Free Will by Sam Harris.He makes some interesting points in this book.

For Whom the Bell Tolls by Ernest Hemingway, which was an interesting wartime story set in Spain. There was a lot of thee, thou, and thine in the dialogue, which sounds like it was using the vosotros conjugation of the verbs,which is only used in Spain and Argentina, (yeah, I know a bit about Spanish and speak it fluently myself).

Started

A Wrinkle in Time by Madeline L'Engle

I Know Why The Caged Bird Sings by Maya Angelou. I've been wanting to start reading her work, and was told this was a good place to start.

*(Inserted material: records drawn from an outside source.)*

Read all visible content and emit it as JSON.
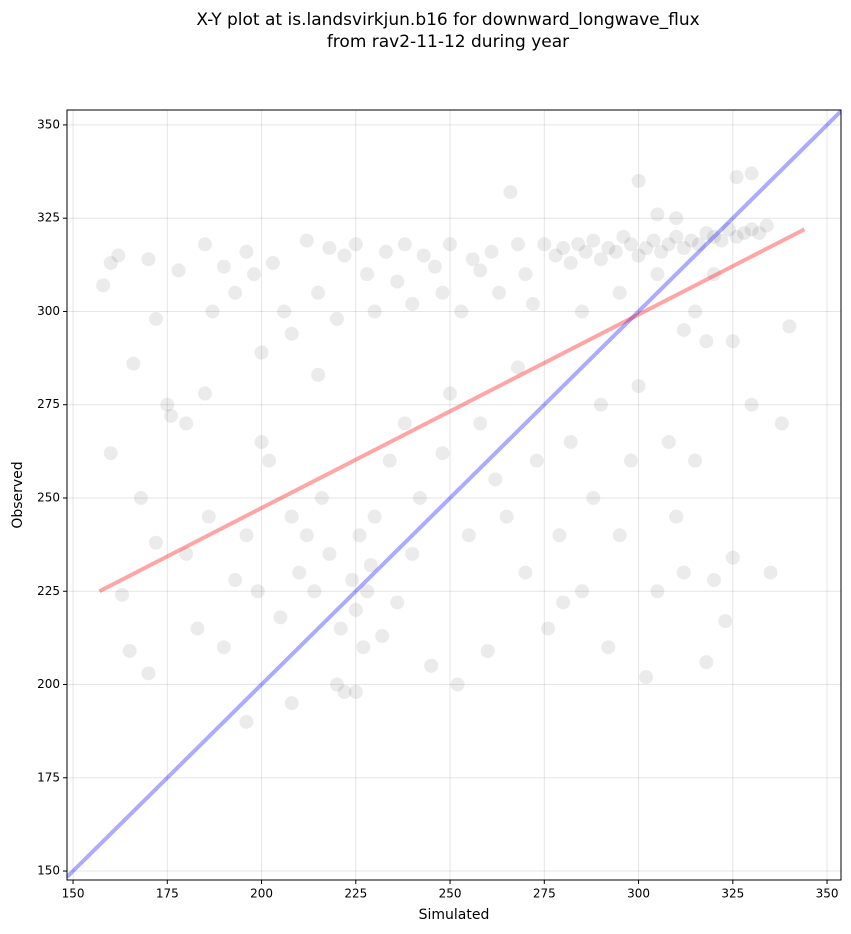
{
  "chart_data": {
    "type": "scatter",
    "title_lines": [
      "X-Y plot at is.landsvirkjun.b16 for downward_longwave_flux",
      "from rav2-11-12 during year"
    ],
    "x_label": "Simulated",
    "y_label": "Observed",
    "xlim": [
      148.4,
      353.7
    ],
    "ylim": [
      147.6,
      354
    ],
    "xticks": [
      150,
      175,
      200,
      225,
      250,
      275,
      300,
      325,
      350
    ],
    "yticks": [
      150,
      175,
      200,
      225,
      250,
      275,
      300,
      325,
      350
    ],
    "grid": true,
    "series": [
      {
        "color": "#000000",
        "opacity": 0.08,
        "points": [
          [
            158,
            307
          ],
          [
            160,
            313
          ],
          [
            162,
            315
          ],
          [
            166,
            286
          ],
          [
            170,
            314
          ],
          [
            172,
            298
          ],
          [
            175,
            275
          ],
          [
            178,
            311
          ],
          [
            180,
            270
          ],
          [
            185,
            318
          ],
          [
            187,
            300
          ],
          [
            190,
            312
          ],
          [
            193,
            305
          ],
          [
            196,
            316
          ],
          [
            198,
            310
          ],
          [
            200,
            289
          ],
          [
            203,
            313
          ],
          [
            206,
            300
          ],
          [
            208,
            294
          ],
          [
            212,
            319
          ],
          [
            215,
            305
          ],
          [
            218,
            317
          ],
          [
            220,
            298
          ],
          [
            222,
            315
          ],
          [
            225,
            318
          ],
          [
            228,
            310
          ],
          [
            230,
            300
          ],
          [
            233,
            316
          ],
          [
            236,
            308
          ],
          [
            238,
            318
          ],
          [
            240,
            302
          ],
          [
            243,
            315
          ],
          [
            246,
            312
          ],
          [
            248,
            305
          ],
          [
            250,
            318
          ],
          [
            253,
            300
          ],
          [
            256,
            314
          ],
          [
            258,
            311
          ],
          [
            261,
            316
          ],
          [
            263,
            305
          ],
          [
            266,
            332
          ],
          [
            268,
            318
          ],
          [
            270,
            310
          ],
          [
            272,
            302
          ],
          [
            275,
            318
          ],
          [
            278,
            315
          ],
          [
            280,
            317
          ],
          [
            282,
            313
          ],
          [
            284,
            318
          ],
          [
            286,
            316
          ],
          [
            288,
            319
          ],
          [
            290,
            314
          ],
          [
            292,
            317
          ],
          [
            294,
            316
          ],
          [
            296,
            320
          ],
          [
            298,
            318
          ],
          [
            300,
            315
          ],
          [
            302,
            317
          ],
          [
            304,
            319
          ],
          [
            306,
            316
          ],
          [
            308,
            318
          ],
          [
            310,
            320
          ],
          [
            312,
            317
          ],
          [
            314,
            319
          ],
          [
            316,
            318
          ],
          [
            318,
            321
          ],
          [
            320,
            320
          ],
          [
            322,
            319
          ],
          [
            324,
            322
          ],
          [
            326,
            320
          ],
          [
            328,
            321
          ],
          [
            330,
            322
          ],
          [
            332,
            321
          ],
          [
            334,
            323
          ],
          [
            300,
            335
          ],
          [
            305,
            326
          ],
          [
            310,
            325
          ],
          [
            326,
            336
          ],
          [
            330,
            337
          ],
          [
            320,
            310
          ],
          [
            312,
            295
          ],
          [
            318,
            292
          ],
          [
            325,
            292
          ],
          [
            315,
            300
          ],
          [
            305,
            310
          ],
          [
            295,
            305
          ],
          [
            285,
            300
          ],
          [
            160,
            262
          ],
          [
            163,
            224
          ],
          [
            168,
            250
          ],
          [
            172,
            238
          ],
          [
            176,
            272
          ],
          [
            180,
            235
          ],
          [
            183,
            215
          ],
          [
            186,
            245
          ],
          [
            190,
            210
          ],
          [
            193,
            228
          ],
          [
            196,
            240
          ],
          [
            199,
            225
          ],
          [
            202,
            260
          ],
          [
            205,
            218
          ],
          [
            208,
            245
          ],
          [
            210,
            230
          ],
          [
            212,
            240
          ],
          [
            214,
            225
          ],
          [
            216,
            250
          ],
          [
            218,
            235
          ],
          [
            220,
            200
          ],
          [
            221,
            215
          ],
          [
            222,
            198
          ],
          [
            224,
            228
          ],
          [
            225,
            220
          ],
          [
            226,
            240
          ],
          [
            227,
            210
          ],
          [
            228,
            225
          ],
          [
            229,
            232
          ],
          [
            230,
            245
          ],
          [
            232,
            213
          ],
          [
            234,
            260
          ],
          [
            236,
            222
          ],
          [
            238,
            270
          ],
          [
            240,
            235
          ],
          [
            242,
            250
          ],
          [
            245,
            205
          ],
          [
            248,
            262
          ],
          [
            250,
            278
          ],
          [
            252,
            200
          ],
          [
            255,
            240
          ],
          [
            258,
            270
          ],
          [
            262,
            255
          ],
          [
            265,
            245
          ],
          [
            268,
            285
          ],
          [
            270,
            230
          ],
          [
            273,
            260
          ],
          [
            276,
            215
          ],
          [
            279,
            240
          ],
          [
            282,
            265
          ],
          [
            285,
            225
          ],
          [
            288,
            250
          ],
          [
            290,
            275
          ],
          [
            292,
            210
          ],
          [
            295,
            240
          ],
          [
            298,
            260
          ],
          [
            300,
            280
          ],
          [
            302,
            202
          ],
          [
            305,
            225
          ],
          [
            308,
            265
          ],
          [
            310,
            245
          ],
          [
            312,
            230
          ],
          [
            315,
            260
          ],
          [
            318,
            206
          ],
          [
            320,
            228
          ],
          [
            323,
            217
          ],
          [
            325,
            234
          ],
          [
            330,
            275
          ],
          [
            335,
            230
          ],
          [
            338,
            270
          ],
          [
            340,
            296
          ],
          [
            196,
            190
          ],
          [
            208,
            195
          ],
          [
            225,
            198
          ],
          [
            260,
            209
          ],
          [
            280,
            222
          ],
          [
            165,
            209
          ],
          [
            170,
            203
          ],
          [
            185,
            278
          ],
          [
            200,
            265
          ],
          [
            215,
            283
          ]
        ]
      }
    ],
    "lines": [
      {
        "color": "#0000ff",
        "opacity": 0.33,
        "x": [
          148.4,
          353.7
        ],
        "y": [
          148.4,
          353.7
        ]
      },
      {
        "color": "#ff0000",
        "opacity": 0.35,
        "x": [
          157,
          344
        ],
        "y": [
          225,
          322
        ]
      }
    ]
  }
}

In The Shadow of Agatha Christie by various authors. This is a book of other mystery writers who weren't quite as well known as she was who wrote around the same period.

Comment from [Reddit user] with 3 upvotes on /r/books/

I finished A Gentleman in Moscow by Amor Towles

I loved it even better than Rules of Civility. Not a sweeping story but still full of exquisite dialogue and a plot that definitely had my heart racing at the end!

I started Bad Blood by John Carreyrou and I am FLYING through it. Tech startups are not my thing but a story of massive fraud and manipulative leadership that reads like a novel? Definitely up my alley.

I’m also planning to listen to Heartburn by Nora Ephron and A Wrinkle in Time by Madeline L’Engle (which I’ve somehow never read!!) on a road trip this week.

Comment from [Reddit user] with 2 upvotes on /r/books/

I just finished re-reading A Wrinkle in Time, by Madeleine D'Engle. I thought it'd be worth revisiting after 25 years, and I was right.

Comment from [Reddit user] with 2 upvotes on /r/books/

I just finished reading A Wrinkle in Time, by Madeleine L'Engle for the first time. I'd had never heard of the series until everyone started hyping the movie when the trailer was released, and I found a copy of the book at my local library's book sale last summer for $0.25. I liked it, but I disliked Meg as a character. I tried to keep in mind that she's a kid, barely 13, but she was too much of a brat for me. And the ending was a little too perfect, but that's just my opinion. I'm looking forward to reading the other four books, though.

Also, I'm currently reading: Liesl & Po, Lauren Oliver.

Comment from [Reddit user] with 2 upvotes on /r/books/

A Wrinkle in Time, by Madeleine L'Engle - It has been a while. I recall doing this in middle school and thought I'd reread it before the movie comes out and I take my kids

Sourdough, by Robin Sloan - Audiobook for this. I enjoyed Mr. Pnumbra, and this is also enjoyable.

Comment from [Reddit user] with 2 upvotes on /r/books/

Just finished reading A Wrinkle In Time, by Madeline L'Engle and started Peter and Wendy by J. M. Barrie

Comment from [Reddit user] with 1 upvotes on /r/books/

Finished:

I Know Why the Caged Bird Sings by Maya Angelou, which is a moving biography of her early life.

A Wrinkle in Time by Madeline L'Angle, which is a charming children's book about children time travelling to find their father.

I am still reading In the Shadow of Agatha Christie edited by Leslie S. Klinger. This is a collection of short crime fiction stories by female writers 1850-1917.

Started:

Intellectual Privacy: Rethinking Civil Liberties in the Digital Age by Neil Richards. The topic interests me.

Harry Potter and the Sorcerer's Stone by J.K. Rowling.

Comment from [Reddit user] with 1 upvotes on /r/books/

Finished:

An Excess Male, by Maggie Shen King

An interesting take on Big Bad Government dystopia set in China. I don't know if anyone's ever stopped to think about the consequences of the One-Child Policy, but basically there are going to be way too many single Chinese men by the mid-21st century. The worldbuilding is imaginative (multiple-husband marriages are now legal) but also realistic enough to be chilling (homosexuality is outlawed and will have you sent to rehab). Goes from family drama into action thriller about 2/3 of the way through, which is a bit of an odd turn, but it does redeem itself with a bittersweet final scene.

Halfway through:

A Wrinkle in Time, by Madeleine L'Engle

One of the YA classics that I missed out on when I was a kid. From my adult viewpoint it seems kind of ... improvised? (Like ... stream of consciousness from scene to scene.) But I can't complain about the wild and wonderful imagery spinning out of L'Engle's head, or the use of theoretical physics woven in with more fantastical elements.